Friday, October 07, 2005

Nudglings from a Dollar Bill


"What is deservedly suffered must be borne with calmness,
but when the pain is unmerited, the grief is resistless."
-- Ovid

I hold the dollar bill in my calloused fingers. It is a rather new bill, and I can almost imagine it still smells of the treasury press.
I have had possession of precious few dollar bills these days, and I feel a sense of wonder at this one, brand-new in my hand, crisp. It brings to mind other things I had once enjoyed that were equally crisp.
Such as my shirts, once starched so heavily that I used to joke you could cut your fingers on their newly ironed edges. Or the air; crisp and cold outside my New England home, where my family and I used to live.
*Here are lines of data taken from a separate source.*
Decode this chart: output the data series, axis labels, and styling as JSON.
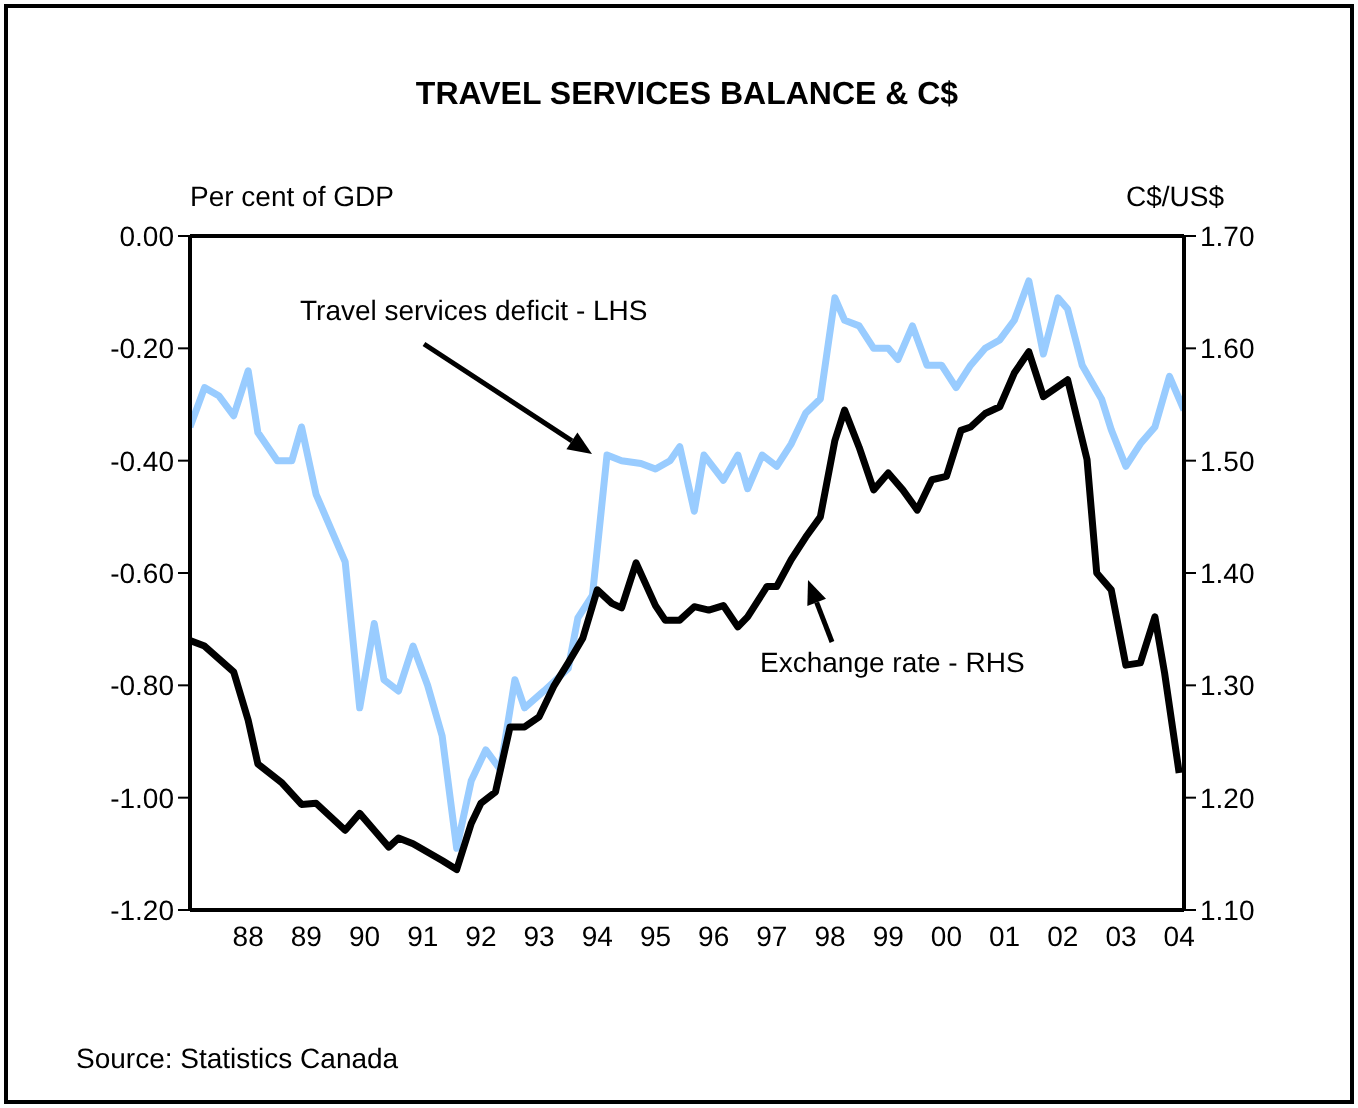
{
  "chart_data": {
    "type": "line",
    "title": "TRAVEL SERVICES BALANCE & C$",
    "ylabel": "Per cent of GDP",
    "y2label": "C$/US$",
    "annotations": [
      "Source: Statistics Canada"
    ],
    "xlim": [
      "1987-07",
      "2004-08"
    ],
    "xticks": [
      {
        "value": "1988-07",
        "label": "88"
      },
      {
        "value": "1989-07",
        "label": "89"
      },
      {
        "value": "1990-07",
        "label": "90"
      },
      {
        "value": "1991-07",
        "label": "91"
      },
      {
        "value": "1992-07",
        "label": "92"
      },
      {
        "value": "1993-07",
        "label": "93"
      },
      {
        "value": "1994-07",
        "label": "94"
      },
      {
        "value": "1995-07",
        "label": "95"
      },
      {
        "value": "1996-07",
        "label": "96"
      },
      {
        "value": "1997-07",
        "label": "97"
      },
      {
        "value": "1998-07",
        "label": "98"
      },
      {
        "value": "1999-07",
        "label": "99"
      },
      {
        "value": "2000-07",
        "label": "00"
      },
      {
        "value": "2001-07",
        "label": "01"
      },
      {
        "value": "2002-07",
        "label": "02"
      },
      {
        "value": "2003-07",
        "label": "03"
      },
      {
        "value": "2004-07",
        "label": "04"
      }
    ],
    "ylim": [
      -1.2,
      0
    ],
    "yticks": [
      {
        "value": 0,
        "label": "0.00"
      },
      {
        "value": -0.2,
        "label": "-0.20"
      },
      {
        "value": -0.4,
        "label": "-0.40"
      },
      {
        "value": -0.6,
        "label": "-0.60"
      },
      {
        "value": -0.8,
        "label": "-0.80"
      },
      {
        "value": -1.0,
        "label": "-1.00"
      },
      {
        "value": -1.2,
        "label": "-1.20"
      }
    ],
    "y2lim": [
      1.1,
      1.7
    ],
    "y2ticks": [
      {
        "value": 1.1,
        "label": "1.10"
      },
      {
        "value": 1.2,
        "label": "1.20"
      },
      {
        "value": 1.3,
        "label": "1.30"
      },
      {
        "value": 1.4,
        "label": "1.40"
      },
      {
        "value": 1.5,
        "label": "1.50"
      },
      {
        "value": 1.6,
        "label": "1.60"
      },
      {
        "value": 1.7,
        "label": "1.70"
      }
    ],
    "grid": false,
    "marker": "none",
    "line_style": "solid",
    "series": [
      {
        "name": "Travel services deficit - LHS",
        "color": "#99ccff",
        "x": [
          "1987-07",
          "1987-10",
          "1988-01",
          "1988-04",
          "1988-07",
          "1988-09",
          "1989-01",
          "1989-04",
          "1989-06",
          "1989-09",
          "1989-12",
          "1990-03",
          "1990-06",
          "1990-09",
          "1990-11",
          "1991-02",
          "1991-05",
          "1991-08",
          "1991-11",
          "1992-02",
          "1992-05",
          "1992-08",
          "1992-11",
          "1993-02",
          "1993-04",
          "1993-08",
          "1994-01",
          "1994-03",
          "1994-06",
          "1994-09",
          "1994-12",
          "1995-04",
          "1995-07",
          "1995-10",
          "1995-12",
          "1996-03",
          "1996-05",
          "1996-09",
          "1996-12",
          "1997-02",
          "1997-05",
          "1997-08",
          "1997-11",
          "1998-02",
          "1998-05",
          "1998-08",
          "1998-10",
          "1999-01",
          "1999-04",
          "1999-07",
          "1999-09",
          "1999-12",
          "2000-03",
          "2000-06",
          "2000-09",
          "2000-12",
          "2001-03",
          "2001-06",
          "2001-09",
          "2001-12",
          "2002-03",
          "2002-06",
          "2002-08",
          "2002-11",
          "2003-03",
          "2003-05",
          "2003-08",
          "2003-11",
          "2004-02",
          "2004-05",
          "2004-08"
        ],
        "values": [
          -0.34,
          -0.27,
          -0.285,
          -0.32,
          -0.24,
          -0.35,
          -0.4,
          -0.4,
          -0.34,
          -0.46,
          -0.52,
          -0.58,
          -0.84,
          -0.69,
          -0.79,
          -0.81,
          -0.73,
          -0.8,
          -0.89,
          -1.09,
          -0.97,
          -0.915,
          -0.95,
          -0.79,
          -0.84,
          -0.81,
          -0.77,
          -0.68,
          -0.64,
          -0.39,
          -0.4,
          -0.405,
          -0.415,
          -0.4,
          -0.375,
          -0.49,
          -0.39,
          -0.435,
          -0.39,
          -0.45,
          -0.39,
          -0.41,
          -0.37,
          -0.315,
          -0.29,
          -0.11,
          -0.15,
          -0.16,
          -0.2,
          -0.2,
          -0.22,
          -0.16,
          -0.23,
          -0.23,
          -0.27,
          -0.23,
          -0.2,
          -0.185,
          -0.15,
          -0.08,
          -0.21,
          -0.11,
          -0.13,
          -0.23,
          -0.29,
          -0.345,
          -0.41,
          -0.37,
          -0.34,
          -0.25,
          -0.31
        ]
      },
      {
        "name": "Exchange rate - RHS",
        "color": "#000000",
        "axis": "y2",
        "x": [
          "1987-07",
          "1987-10",
          "1988-04",
          "1988-07",
          "1988-09",
          "1989-02",
          "1989-06",
          "1989-09",
          "1990-03",
          "1990-06",
          "1990-09",
          "1990-12",
          "1991-02",
          "1991-05",
          "1991-11",
          "1992-02",
          "1992-05",
          "1992-07",
          "1992-10",
          "1993-01",
          "1993-04",
          "1993-07",
          "1993-10",
          "1994-01",
          "1994-04",
          "1994-07",
          "1994-10",
          "1994-12",
          "1995-03",
          "1995-07",
          "1995-09",
          "1995-12",
          "1996-03",
          "1996-06",
          "1996-09",
          "1996-12",
          "1997-02",
          "1997-06",
          "1997-08",
          "1997-11",
          "1998-02",
          "1998-05",
          "1998-08",
          "1998-10",
          "1999-01",
          "1999-04",
          "1999-07",
          "1999-10",
          "2000-01",
          "2000-04",
          "2000-07",
          "2000-10",
          "2000-12",
          "2001-03",
          "2001-06",
          "2001-09",
          "2001-12",
          "2002-03",
          "2002-08",
          "2002-12",
          "2003-02",
          "2003-05",
          "2003-08",
          "2003-11",
          "2004-02",
          "2004-04",
          "2004-07"
        ],
        "values": [
          1.34,
          1.335,
          1.312,
          1.269,
          1.23,
          1.213,
          1.194,
          1.195,
          1.171,
          1.186,
          1.171,
          1.156,
          1.164,
          1.159,
          1.144,
          1.136,
          1.177,
          1.195,
          1.205,
          1.263,
          1.263,
          1.272,
          1.299,
          1.32,
          1.342,
          1.385,
          1.373,
          1.369,
          1.409,
          1.371,
          1.358,
          1.358,
          1.37,
          1.367,
          1.371,
          1.352,
          1.361,
          1.388,
          1.388,
          1.412,
          1.432,
          1.45,
          1.518,
          1.545,
          1.512,
          1.474,
          1.489,
          1.474,
          1.456,
          1.483,
          1.486,
          1.527,
          1.53,
          1.542,
          1.548,
          1.578,
          1.597,
          1.557,
          1.572,
          1.501,
          1.4,
          1.385,
          1.318,
          1.32,
          1.361,
          1.311,
          1.222
        ]
      }
    ]
  }
}
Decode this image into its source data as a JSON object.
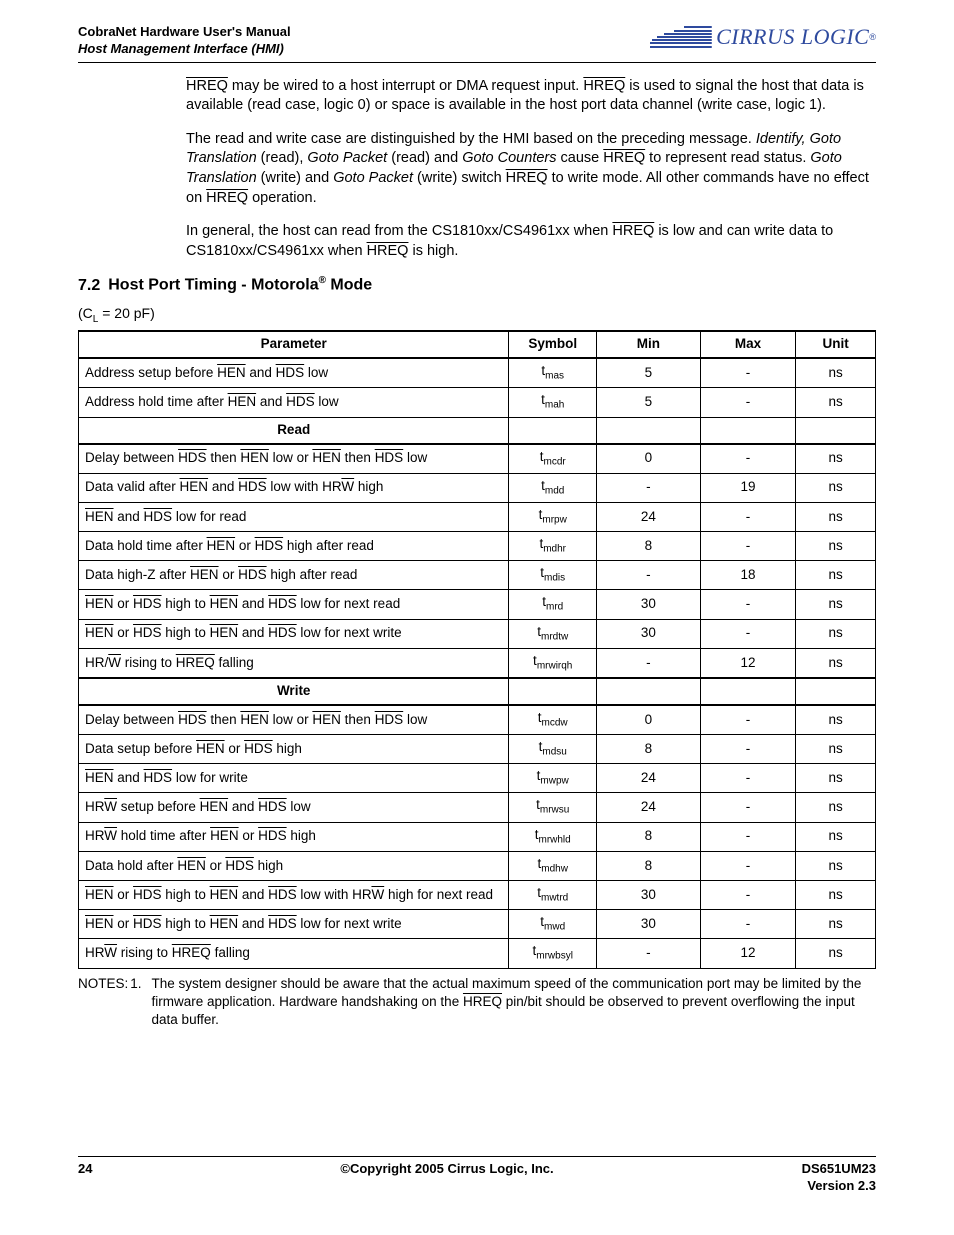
{
  "header": {
    "title": "CobraNet Hardware User's Manual",
    "subtitle": "Host Management Interface (HMI)",
    "logo_text": "CIRRUS LOGIC",
    "logo_color": "#2e4a9e"
  },
  "paragraphs": {
    "p1_a": "HREQ",
    "p1_b": " may be wired to a host interrupt or DMA request input. ",
    "p1_c": "HREQ",
    "p1_d": " is used to signal the host that data is available (read case, logic 0) or space is available in the host port data channel (write case, logic 1).",
    "p2_a": "The read and write case are distinguished by the HMI based on the preceding message. ",
    "p2_b": "Identify, Goto Translation",
    "p2_c": " (read), ",
    "p2_d": "Goto Packet",
    "p2_e": " (read) and ",
    "p2_f": "Goto Counters",
    "p2_g": " cause ",
    "p2_h": "HREQ",
    "p2_i": " to represent read status. ",
    "p2_j": "Goto Translation",
    "p2_k": " (write) and ",
    "p2_l": "Goto Packet",
    "p2_m": " (write) switch ",
    "p2_n": "HREQ",
    "p2_o": " to write mode. All other commands have no effect on ",
    "p2_p": "HREQ",
    "p2_q": " operation.",
    "p3_a": "In general, the host can read from the CS1810xx/CS4961xx when ",
    "p3_b": "HREQ",
    "p3_c": " is low and can write data to CS1810xx/CS4961xx when ",
    "p3_d": "HREQ",
    "p3_e": " is high."
  },
  "section": {
    "number": "7.2",
    "title_a": "Host Port Timing - Motorola",
    "title_b": " Mode",
    "cl_a": "(C",
    "cl_b": "L",
    "cl_c": " = 20 pF)"
  },
  "table": {
    "headers": {
      "param": "Parameter",
      "symbol": "Symbol",
      "min": "Min",
      "max": "Max",
      "unit": "Unit"
    },
    "read_label": "Read",
    "write_label": "Write",
    "rows_top": [
      {
        "param_html": "Address setup before <span class='over'>HEN</span> and <span class='over'>HDS</span> low",
        "sym": "mas",
        "min": "5",
        "max": "-",
        "unit": "ns"
      },
      {
        "param_html": "Address hold time after <span class='over'>HEN</span> and <span class='over'>HDS</span> low",
        "sym": "mah",
        "min": "5",
        "max": "-",
        "unit": "ns"
      }
    ],
    "rows_read": [
      {
        "param_html": "Delay between <span class='over'>HDS</span> then <span class='over'>HEN</span> low or <span class='over'>HEN</span> then <span class='over'>HDS</span> low",
        "sym": "mcdr",
        "min": "0",
        "max": "-",
        "unit": "ns"
      },
      {
        "param_html": "Data valid after <span class='over'>HEN</span> and <span class='over'>HDS</span> low with HR<span class='over'>W</span> high",
        "sym": "mdd",
        "min": "-",
        "max": "19",
        "unit": "ns"
      },
      {
        "param_html": "<span class='over'>HEN</span> and <span class='over'>HDS</span> low for read",
        "sym": "mrpw",
        "min": "24",
        "max": "-",
        "unit": "ns"
      },
      {
        "param_html": "Data hold time after <span class='over'>HEN</span> or <span class='over'>HDS</span> high after read",
        "sym": "mdhr",
        "min": "8",
        "max": "-",
        "unit": "ns"
      },
      {
        "param_html": "Data high-Z after <span class='over'>HEN</span> or <span class='over'>HDS</span> high after read",
        "sym": "mdis",
        "min": "-",
        "max": "18",
        "unit": "ns"
      },
      {
        "param_html": "<span class='over'>HEN</span> or <span class='over'>HDS</span> high to <span class='over'>HEN</span> and <span class='over'>HDS</span> low for next read",
        "sym": "mrd",
        "min": "30",
        "max": "-",
        "unit": "ns"
      },
      {
        "param_html": "<span class='over'>HEN</span> or <span class='over'>HDS</span> high to <span class='over'>HEN</span> and <span class='over'>HDS</span> low for next write",
        "sym": "mrdtw",
        "min": "30",
        "max": "-",
        "unit": "ns"
      },
      {
        "param_html": "HR/<span class='over'>W</span> rising to <span class='over'>HREQ</span> falling",
        "sym": "mrwirqh",
        "min": "-",
        "max": "12",
        "unit": "ns"
      }
    ],
    "rows_write": [
      {
        "param_html": "Delay between <span class='over'>HDS</span> then <span class='over'>HEN</span> low or <span class='over'>HEN</span> then <span class='over'>HDS</span> low",
        "sym": "mcdw",
        "min": "0",
        "max": "-",
        "unit": "ns"
      },
      {
        "param_html": "Data setup before <span class='over'>HEN</span> or <span class='over'>HDS</span> high",
        "sym": "mdsu",
        "min": "8",
        "max": "-",
        "unit": "ns"
      },
      {
        "param_html": "<span class='over'>HEN</span> and <span class='over'>HDS</span> low for write",
        "sym": "mwpw",
        "min": "24",
        "max": "-",
        "unit": "ns"
      },
      {
        "param_html": "HR<span class='over'>W</span> setup before <span class='over'>HEN</span> and <span class='over'>HDS</span> low",
        "sym": "mrwsu",
        "min": "24",
        "max": "-",
        "unit": "ns"
      },
      {
        "param_html": "HR<span class='over'>W</span> hold time after <span class='over'>HEN</span> or <span class='over'>HDS</span> high",
        "sym": "mrwhld",
        "min": "8",
        "max": "-",
        "unit": "ns"
      },
      {
        "param_html": "Data hold after <span class='over'>HEN</span> or <span class='over'>HDS</span> high",
        "sym": "mdhw",
        "min": "8",
        "max": "-",
        "unit": "ns"
      },
      {
        "param_html": "<span class='over'>HEN</span> or <span class='over'>HDS</span> high to <span class='over'>HEN</span> and <span class='over'>HDS</span> low with HR<span class='over'>W</span> high for next read",
        "sym": "mwtrd",
        "min": "30",
        "max": "-",
        "unit": "ns"
      },
      {
        "param_html": "<span class='over'>HEN</span> or <span class='over'>HDS</span> high to <span class='over'>HEN</span> and <span class='over'>HDS</span> low for next write",
        "sym": "mwd",
        "min": "30",
        "max": "-",
        "unit": "ns"
      },
      {
        "param_html": "HR<span class='over'>W</span> rising to <span class='over'>HREQ</span> falling",
        "sym": "mrwbsyl",
        "min": "-",
        "max": "12",
        "unit": "ns"
      }
    ]
  },
  "notes": {
    "label": "NOTES:",
    "num": "1.",
    "text_a": "The system designer should be aware that the actual maximum speed of the communication port may be limited by the firmware application. Hardware handshaking on the ",
    "text_b": "HREQ",
    "text_c": " pin/bit should be observed to prevent overflowing the input data buffer."
  },
  "footer": {
    "page": "24",
    "copyright": "©Copyright 2005 Cirrus Logic, Inc.",
    "doc": "DS651UM23",
    "version": "Version 2.3"
  }
}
The crisp way I once walked, full of confidence, my future ahead of me.
Before the fire.
Before all that I knew became so beyond crisp that it lay in ash.
After that I had nothing left to hold as I mourned my grief to the screaming sky. Now, crisp is the scorched remains of everything I once loved. Crisp is my burnt skin, scarred and ugly. Crisp is my mind, unreliable at best.
I pocket the dollar, pushing it beyond the reach of my fingers into the depths of my jeans and turn my attention to the passing crowds waiting for more change. What is left of me is worn, tired and wilted … all used up.
Just as this dollar bill will soon be.